Nuvama said Amber reiterated its FY26 revenue growth guidance of 40-45 per cent at 8-9 per cent margins, with a longer-term ambition of reaching $1 billion revenue by FY29.
Nuvama said Amber reiterated its FY26 revenue growth guidance of 40-45 per cent at 8-9 per cent margins, with a longer-term ambition of reaching $1 billion revenue by FY29.Nuvama Institutional Equities on Monday said Amber Enterprises India Ltd remained its top pick in the Electronics Manufacturing Services (EMS) universe, citing strong execution, sector-leading scale in electronics and improving visibility across business verticals. The brokerage reiterated its 'Buy' rating on the stock with a December 2026 target price of Rs 9,100, valuing the company on a sum-of-the-parts basis. The stock is down 11 per cent in 2025 so far.
Following a recent management meeting, Nuvama said the company reiterated its guidance, implying a 13–15 percentage point outperformance versus the consumer durables industry. The brokerage said Amber continued to see strong traction in electronics and a gradual improvement in the mobility segment, while deeper backward integration and recent acquisitions were strengthening capabilities and margins in the electronics business.
Nuvama said it had factored in the recent acquisition and raw material cost inflation, leading to a 6 per cent cut in FY26 EPS and a 2 per cent cut in FY27 EPS, though this had no bearing on its positive medium-term outlook. It assigned 50 times to electronics and 42x to the consumer durables and mobility profit pools, noting that Amber was trading at about 45.3 times FY27 EPS.

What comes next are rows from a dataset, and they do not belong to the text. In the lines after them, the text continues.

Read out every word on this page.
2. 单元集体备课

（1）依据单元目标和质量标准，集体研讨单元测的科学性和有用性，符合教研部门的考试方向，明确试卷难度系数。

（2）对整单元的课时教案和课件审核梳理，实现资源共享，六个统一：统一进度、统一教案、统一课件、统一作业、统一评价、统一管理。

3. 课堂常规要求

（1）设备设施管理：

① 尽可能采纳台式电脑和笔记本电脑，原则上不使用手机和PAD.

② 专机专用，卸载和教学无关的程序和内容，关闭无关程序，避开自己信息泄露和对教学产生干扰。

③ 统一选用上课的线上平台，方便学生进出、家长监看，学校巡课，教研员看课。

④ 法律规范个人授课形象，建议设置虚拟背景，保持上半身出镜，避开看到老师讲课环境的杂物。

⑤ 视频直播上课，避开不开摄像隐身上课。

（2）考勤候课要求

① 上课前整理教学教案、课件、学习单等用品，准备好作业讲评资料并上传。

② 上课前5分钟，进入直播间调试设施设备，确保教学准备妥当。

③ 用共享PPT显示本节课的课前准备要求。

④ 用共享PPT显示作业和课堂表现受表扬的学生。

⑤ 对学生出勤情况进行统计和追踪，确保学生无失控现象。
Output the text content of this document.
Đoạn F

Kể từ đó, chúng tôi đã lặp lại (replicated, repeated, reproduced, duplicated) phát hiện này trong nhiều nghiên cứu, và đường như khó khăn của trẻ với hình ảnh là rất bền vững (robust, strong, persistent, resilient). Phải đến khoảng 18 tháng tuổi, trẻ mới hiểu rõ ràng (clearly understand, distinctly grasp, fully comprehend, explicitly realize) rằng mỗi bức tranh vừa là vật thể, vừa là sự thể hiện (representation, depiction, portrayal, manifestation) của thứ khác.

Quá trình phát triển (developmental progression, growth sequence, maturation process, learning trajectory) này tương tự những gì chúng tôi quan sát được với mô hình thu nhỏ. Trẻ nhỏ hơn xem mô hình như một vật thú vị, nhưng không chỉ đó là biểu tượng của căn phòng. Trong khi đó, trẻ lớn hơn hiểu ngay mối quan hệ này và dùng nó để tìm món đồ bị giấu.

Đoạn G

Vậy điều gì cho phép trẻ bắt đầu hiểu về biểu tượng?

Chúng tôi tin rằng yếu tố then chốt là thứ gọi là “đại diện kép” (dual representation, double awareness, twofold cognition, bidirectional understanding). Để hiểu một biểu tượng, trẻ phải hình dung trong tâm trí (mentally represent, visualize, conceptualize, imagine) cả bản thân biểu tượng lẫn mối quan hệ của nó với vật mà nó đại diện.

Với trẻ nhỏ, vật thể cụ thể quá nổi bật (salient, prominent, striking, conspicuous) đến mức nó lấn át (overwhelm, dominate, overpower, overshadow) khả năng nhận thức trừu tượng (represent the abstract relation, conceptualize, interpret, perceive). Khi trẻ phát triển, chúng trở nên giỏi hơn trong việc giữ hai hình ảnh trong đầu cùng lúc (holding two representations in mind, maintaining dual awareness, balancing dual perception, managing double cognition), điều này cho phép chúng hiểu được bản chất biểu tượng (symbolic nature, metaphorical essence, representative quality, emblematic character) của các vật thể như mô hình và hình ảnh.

In the consumer durables segment, Nuvama said Amber remained resilient despite a weak industry environment. Management guided for double-digit growth in FY26, versus expectations of flat industry growth, supported by customer additions, product-led upgrades and traction in commercial air conditioners. The brokerage flagged near-term margin risks from elevated copper prices, rupee depreciation and the shift to the new energy-rating regime from January 1, 2026, but said the medium-term growth outlook remained strong, with a 15–17 per cent CAGR driven by premiumisation, higher inverter penetration, expansion in commercial HVAC and greater OEM outsourcing.
On electronics, Nuvama said Amber reiterated its FY26E revenue growth guidance of 40–45 per cent at 8–9 per cent margins, with a longer-term ambition of reaching $1 billion revenue by FY29E and operating Ebitda margins of 11–13 per cent. Growth was expected to be driven by organic expansion in PCBA and PCB businesses and the integration of recent acquisitions, including Unitronics, Power One and Shogini. Management expected margins to improve over the medium term on the back of backward integration, synergies, product mix improvement and operating leverage.
For the mobility business, Nuvama said revenues were likely to remain broadly flat in the current year, but growth was expected to pick up from next year as the Vande Bharat and metro programmes began contributing meaningfully. Amber supplied HVAC systems, pantries, doors and gangways across rail platforms and was already the largest player in metro projects. Management expected mobility revenues to double by FY28 as supplies ramped up.